El colapso de Wirecard hace olas mucho más allá de Alemania. Una búsqueda desesperada de los fondos faltantes llegó a Filipinas, donde el banco central negó que el dinero hubiera ingresado al sistema financiero del país. Los emisores de tarjetas de EE. UU. Mastercard ( MA ) y Visa ( V ) están repensando si Bloomberg Wirecard puede continuar procesando pagos en sus redes, y un regulador del Reino Unido ha decidido proteger los fondos de los clientes de Wirecard.

El gobierno alemán ahora está prestando mucha atención a esto. El ministro de Finanzas, Olaf Scholz, describió el escándalo de Wirecard como "extremadamente preocupante" y dijo que el país debe actuar rápidamente para mejorar la supervisión. "Hay preguntas críticas con respecto a la supervisión de la compañía, particularmente con respecto a la contabilidad y el control del balance. Los auditores y los organismos de supervisión no parecen haber sido efectivos aquí", dijo Scholz en un comunicado.

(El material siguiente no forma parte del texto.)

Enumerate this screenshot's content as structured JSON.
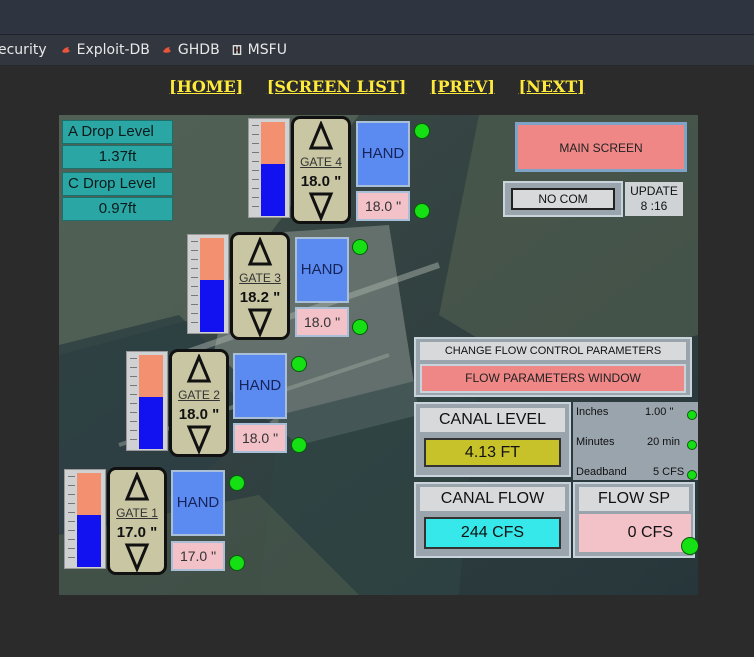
{
  "bookmarks": {
    "items": [
      {
        "label": "ecurity",
        "icon": "none"
      },
      {
        "label": "Exploit-DB",
        "icon": "flame-icon"
      },
      {
        "label": "GHDB",
        "icon": "flame-icon"
      },
      {
        "label": "MSFU",
        "icon": "msfu-icon"
      }
    ]
  },
  "nav": {
    "home": "[HOME]",
    "screen_list": "[SCREEN LIST]",
    "prev": "[PREV]",
    "next": "[NEXT]"
  },
  "levels": {
    "a_drop_label": "A Drop Level",
    "a_drop_value": "1.37ft",
    "c_drop_label": "C Drop Level",
    "c_drop_value": "0.97ft"
  },
  "gates": [
    {
      "name": "GATE 1",
      "value": "17.0 \"",
      "hand": "HAND",
      "setpoint": "17.0 \"",
      "level_top_fraction": 0.45
    },
    {
      "name": "GATE 2",
      "value": "18.0 \"",
      "hand": "HAND",
      "setpoint": "18.0 \"",
      "level_top_fraction": 0.45
    },
    {
      "name": "GATE 3",
      "value": "18.2 \"",
      "hand": "HAND",
      "setpoint": "18.0 \"",
      "level_top_fraction": 0.45
    },
    {
      "name": "GATE 4",
      "value": "18.0 \"",
      "hand": "HAND",
      "setpoint": "18.0 \"",
      "level_top_fraction": 0.45
    }
  ],
  "main_screen": "MAIN SCREEN",
  "comm": {
    "status": "NO COM",
    "update_label": "UPDATE",
    "update_time": "8 :16"
  },
  "flow_params": {
    "header": "CHANGE FLOW CONTROL PARAMETERS",
    "button": "FLOW PARAMETERS WINDOW"
  },
  "canal_level": {
    "label": "CANAL LEVEL",
    "value": "4.13 FT"
  },
  "canal_flow": {
    "label": "CANAL FLOW",
    "value": "244 CFS"
  },
  "flow_sp": {
    "label": "FLOW SP",
    "value": "0 CFS"
  },
  "params": [
    {
      "name": "Inches",
      "value": "1.00 \""
    },
    {
      "name": "Minutes",
      "value": "20 min"
    },
    {
      "name": "Deadband",
      "value": "5 CFS"
    }
  ],
  "colors": {
    "teal": "#2aa7a4",
    "hand_blue": "#5b8af0",
    "pink": "#f3c1c8",
    "alarm_green": "#14e014",
    "level_yellow": "#c8c22a",
    "flow_cyan": "#36e8ea",
    "tank_orange": "#f39070",
    "tank_blue": "#1212f0"
  }
}
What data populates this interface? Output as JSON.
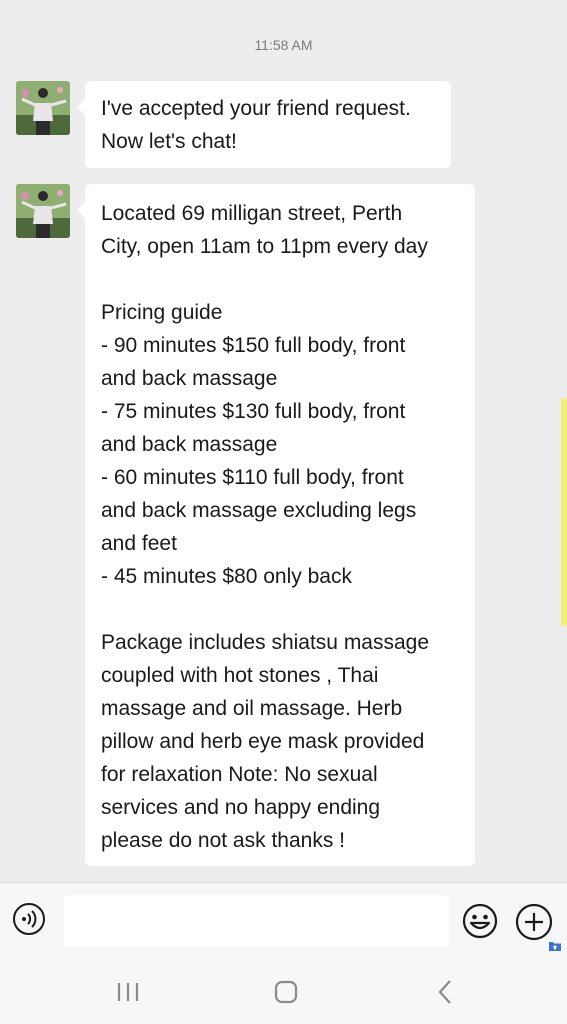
{
  "chat": {
    "timestamp": "11:58 AM",
    "messages": [
      {
        "sender_avatar_icon": "contact-avatar",
        "text": "I've accepted your friend request.\nNow let's chat!"
      },
      {
        "sender_avatar_icon": "contact-avatar",
        "text": "Located 69 milligan street, Perth\nCity, open 11am to 11pm every day\n\nPricing guide\n- 90 minutes $150 full body, front\nand back massage\n- 75 minutes $130 full body, front\nand back massage\n- 60 minutes $110 full body, front\nand back massage excluding legs\nand feet\n- 45 minutes $80 only back\n\nPackage includes shiatsu massage\ncoupled with hot stones , Thai\nmassage and oil massage. Herb\npillow and herb eye mask provided\nfor relaxation Note: No sexual\nservices and no happy ending\nplease do not ask thanks !"
      }
    ]
  },
  "input_bar": {
    "text_value": "",
    "icons": [
      "voice-icon",
      "emoji-icon",
      "plus-icon"
    ]
  },
  "nav_bar": {
    "icons": [
      "recent-apps-icon",
      "home-icon",
      "back-icon"
    ]
  },
  "colors": {
    "background": "#ededed",
    "bubble": "#ffffff",
    "timestamp": "#7a7a7a"
  }
}
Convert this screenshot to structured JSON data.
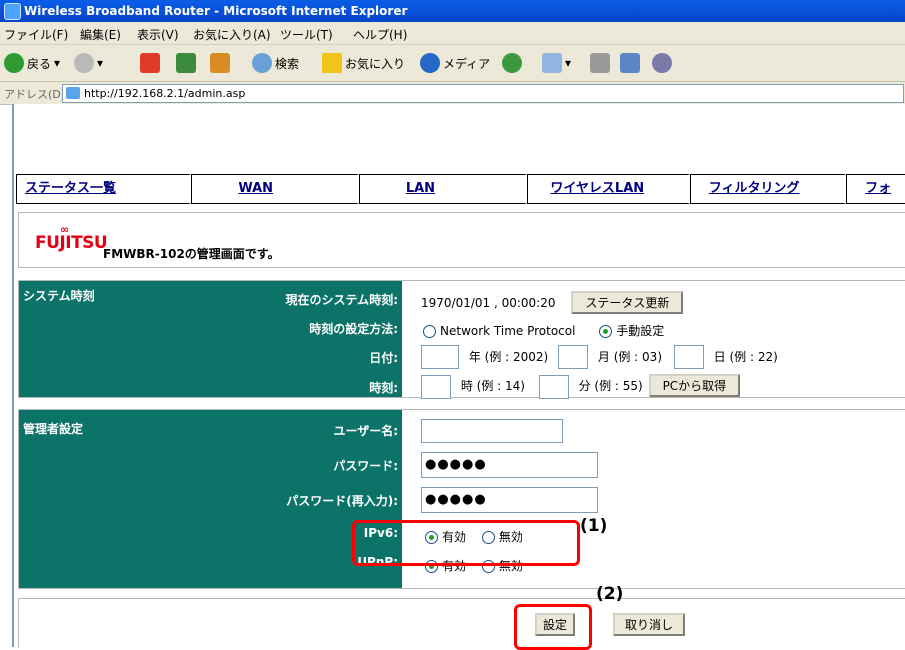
{
  "window": {
    "title": "Wireless Broadband Router - Microsoft Internet Explorer"
  },
  "menu": [
    "ファイル(F)",
    "編集(E)",
    "表示(V)",
    "お気に入り(A)",
    "ツール(T)",
    "ヘルプ(H)"
  ],
  "toolbar": {
    "back": "戻る",
    "search": "検索",
    "favorites": "お気に入り",
    "media": "メディア"
  },
  "address": {
    "label": "アドレス(D)",
    "url": "http://192.168.2.1/admin.asp"
  },
  "nav": [
    "ステータス一覧",
    "WAN",
    "LAN",
    "ワイヤレスLAN",
    "フィルタリング",
    "フォ"
  ],
  "header": {
    "logo": "FUJITSU",
    "text": "FMWBR-102の管理画面です。"
  },
  "system_time": {
    "section": "システム時刻",
    "current_label": "現在のシステム時刻:",
    "current_value": "1970/01/01 , 00:00:20",
    "refresh_button": "ステータス更新",
    "method_label": "時刻の設定方法:",
    "method_options": [
      "Network Time Protocol",
      "手動設定"
    ],
    "method_selected": "手動設定",
    "date_label": "日付:",
    "date_year": "年 (例 : 2002)",
    "date_month": "月 (例 : 03)",
    "date_day": "日 (例 : 22)",
    "time_label": "時刻:",
    "time_hour": "時 (例 : 14)",
    "time_min": "分 (例 : 55)",
    "pc_button": "PCから取得"
  },
  "admin": {
    "section": "管理者設定",
    "user_label": "ユーザー名:",
    "pass_label": "パスワード:",
    "pass_value": "●●●●●",
    "pass2_label": "パスワード(再入力):",
    "pass2_value": "●●●●●",
    "ipv6_label": "IPv6:",
    "upnp_label": "UPnP:",
    "on_label": "有効",
    "off_label": "無効",
    "ipv6_selected": "有効",
    "upnp_selected": "有効"
  },
  "buttons": {
    "apply": "設定",
    "cancel": "取り消し"
  },
  "annotations": {
    "a1": "(1)",
    "a2": "(2)"
  }
}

Autoridad Federal de Supervisión Financiera. o BaFin está investigando activamente si Wirecard ha violado las reglas contra la manipulación del mercado. Pero el regulador ahora está bajo escrutinio. Los críticos argumentan que incluso si no hubiera tenido una supervisión directa de la compañía más grande, debería haber monitoreado mejor la unidad bancaria de Wirecard.

  Se informa que Mastercard y Visa están reconsiderando su relación con Wirecard después de un escándalo contable.

– Chris Liakos, Eoin McSweeney y Stephanie Halasz contribuyeron a la presentación de informes.